L'ANALISI
STRADIVARIFESTIVAL 2025
27 Ottobre 2025 - 08:18
CREMONA -
«L’unica cosa che hanno in comune è l’anno di nascita: sono il diavolo e l’acqua santa», dice di loro il direttore artistico Roberto Codazzi.
Sergej Krylov e Fazil Say si incontrano e si scontrano nell’arena dell’Auditorium del Museo del Violino. A noi sembrano più che altro due angeli ribelli nell’ultima lotta con l’Eterno. La sala, inutile dirlo, è stracolma, il pubblico in visibilio trova felice e naturale espressione in un profluvio di applausi.
Così avvengono quelle grandi manifestazioni epifaniche in cui all’uomo è dato conoscere qualche frammento dei misteri del creato. Eccola, è lei: la Kreutzer di Beethoven. Questo monumento all’amore ‘rubello’, la liturgia dell’eros fuggitivo e lottatore. Lev Tolstoj a questa Sonata dedica un romanzo intero, tutto sull’amore e le sue distorsioni coniugali. Ricorda un po’ Scene da un matrimonio di Bergman.
Quanto è difficile vivere in coppia: violino e pianoforte si affrontano come due lottatori antichi, come Tancredi e Clorinda si avvinghiano e si assaltano. In questa Sonata c’è un universo. Krylov attacca con dolcezza, ripreso da Say con un tuono che rapidamente si affievolisce. Subito dopo, comincia la danza.
Un Krylov al massimo della forma e abbigliato da vero e proprio pirata secentesco esibisce un ventaglio di sfumature che pare infinito, veleggiando da sottigliezze fantasmatiche a veri colpi di mitraglia, cui si aggiunge un pizzicato a dir poco demoniaco. In un’altra vita, il russo cremonesizzato è stato un ballerino, non ci sono dubbi. Danzava su lame affilate o schegge di vetro.

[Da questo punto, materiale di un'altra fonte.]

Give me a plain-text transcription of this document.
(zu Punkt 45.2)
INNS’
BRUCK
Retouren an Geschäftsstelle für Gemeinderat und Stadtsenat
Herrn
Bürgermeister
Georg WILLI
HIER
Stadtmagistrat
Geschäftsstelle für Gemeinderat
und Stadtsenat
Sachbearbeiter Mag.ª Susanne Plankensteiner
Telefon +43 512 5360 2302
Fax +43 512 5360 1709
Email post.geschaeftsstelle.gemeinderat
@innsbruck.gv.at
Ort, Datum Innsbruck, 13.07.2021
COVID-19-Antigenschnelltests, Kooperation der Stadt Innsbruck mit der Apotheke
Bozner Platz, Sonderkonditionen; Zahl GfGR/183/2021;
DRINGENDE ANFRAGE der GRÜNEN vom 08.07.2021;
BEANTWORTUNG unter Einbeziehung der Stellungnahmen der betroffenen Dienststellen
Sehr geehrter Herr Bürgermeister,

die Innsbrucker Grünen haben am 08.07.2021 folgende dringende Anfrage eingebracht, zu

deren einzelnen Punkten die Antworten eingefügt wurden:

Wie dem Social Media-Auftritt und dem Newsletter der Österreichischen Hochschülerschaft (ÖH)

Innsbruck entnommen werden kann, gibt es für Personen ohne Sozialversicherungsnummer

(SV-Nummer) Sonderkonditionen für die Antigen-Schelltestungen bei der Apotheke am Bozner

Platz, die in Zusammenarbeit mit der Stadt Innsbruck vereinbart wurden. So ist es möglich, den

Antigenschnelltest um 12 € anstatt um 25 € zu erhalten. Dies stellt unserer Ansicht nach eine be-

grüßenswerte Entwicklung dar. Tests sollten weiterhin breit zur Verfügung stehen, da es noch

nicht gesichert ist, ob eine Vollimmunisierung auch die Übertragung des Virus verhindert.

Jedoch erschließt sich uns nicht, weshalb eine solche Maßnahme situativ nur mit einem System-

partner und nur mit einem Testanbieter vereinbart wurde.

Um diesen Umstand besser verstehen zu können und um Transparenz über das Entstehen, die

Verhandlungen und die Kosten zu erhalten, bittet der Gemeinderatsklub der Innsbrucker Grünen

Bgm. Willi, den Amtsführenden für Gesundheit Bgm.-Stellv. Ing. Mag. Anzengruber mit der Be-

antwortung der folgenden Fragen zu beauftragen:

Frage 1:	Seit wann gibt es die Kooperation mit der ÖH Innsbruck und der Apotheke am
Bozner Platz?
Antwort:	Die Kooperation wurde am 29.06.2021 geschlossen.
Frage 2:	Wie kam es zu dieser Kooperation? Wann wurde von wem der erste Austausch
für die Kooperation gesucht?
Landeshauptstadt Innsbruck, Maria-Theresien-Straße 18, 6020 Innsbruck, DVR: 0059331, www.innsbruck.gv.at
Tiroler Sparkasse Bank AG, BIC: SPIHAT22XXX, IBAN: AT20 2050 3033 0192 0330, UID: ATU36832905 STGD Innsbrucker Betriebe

Il suono nitido, leggero ma colorato dello Stradivari Camposelice 1710 asseconda questo virtuosismo trasformista che conferisce alla Kreutzer un aspetto magmatico, rovente, un morso di iena e una notte d’amore. Il pianista turco non è da meno nell’offrire un caleidoscopio espressivo che al languore romantico preferisce comunque di gran lunga l’assatanata frenesia erotica.
Unica eccezione è l’Andante centrale, che per sua natura è assai più vezzeggiativo che turbolento. Say canta (letteralmente) tutto quello che suona, ne dirige il suono muovendo (quando libera) la mano sinistra. Parrebbe un incantesimo. Ha le doti del mago, del folle o del genio. Spesso le tre cose vanno insieme.
Tutto troppo perfetto: all’apice del Finale della Sonata salta una corda dello Stradivari. Krylov sorride, alza il violino. Risate, applausi. Scappa via portandosi dietro Say. Rapido cambio di fantozziana memoria e si riparte.
Di Say vorremmo poi lodare la grande coerenza artistica. Non v’è dubbio alcuno di cosa voglia trasmettere con la musica, e in particolare con la sua. Il cataclisma emotivo, l’atomo scisso. Detesta la perfezione, ama sporcare. La sua Sonata n.2 per violino e pianoforte, eseguita a fine concerto, di questi sentimenti si fa interprete e portavoce.
Ispirata alla deforestazione dissennata del Monte Ida in Turchia, è un brano dirompente, onomatopeico, fortemente evocativo e allo stesso tempo spiazzante. Say manipola le corde del Fazioli occludendone il suono, imitando colpi d’accetta, simulando desolazione. Rispondono pizzicati metallici di Krylov.
Di Say si propone anche la trascrizione per violino e piano del Preludio e morte di Isolde dal Tristan wagneriano. Un Wagner quasi cameristico che non si sottrae alla grandiosità dei Leitmotive e alle sontuose architetture della sua opera più commovente.
Il suono che esplode: Isotta muore, innamorata. No, non ci sono pozioni, qui. Eppure, si esce innamorati.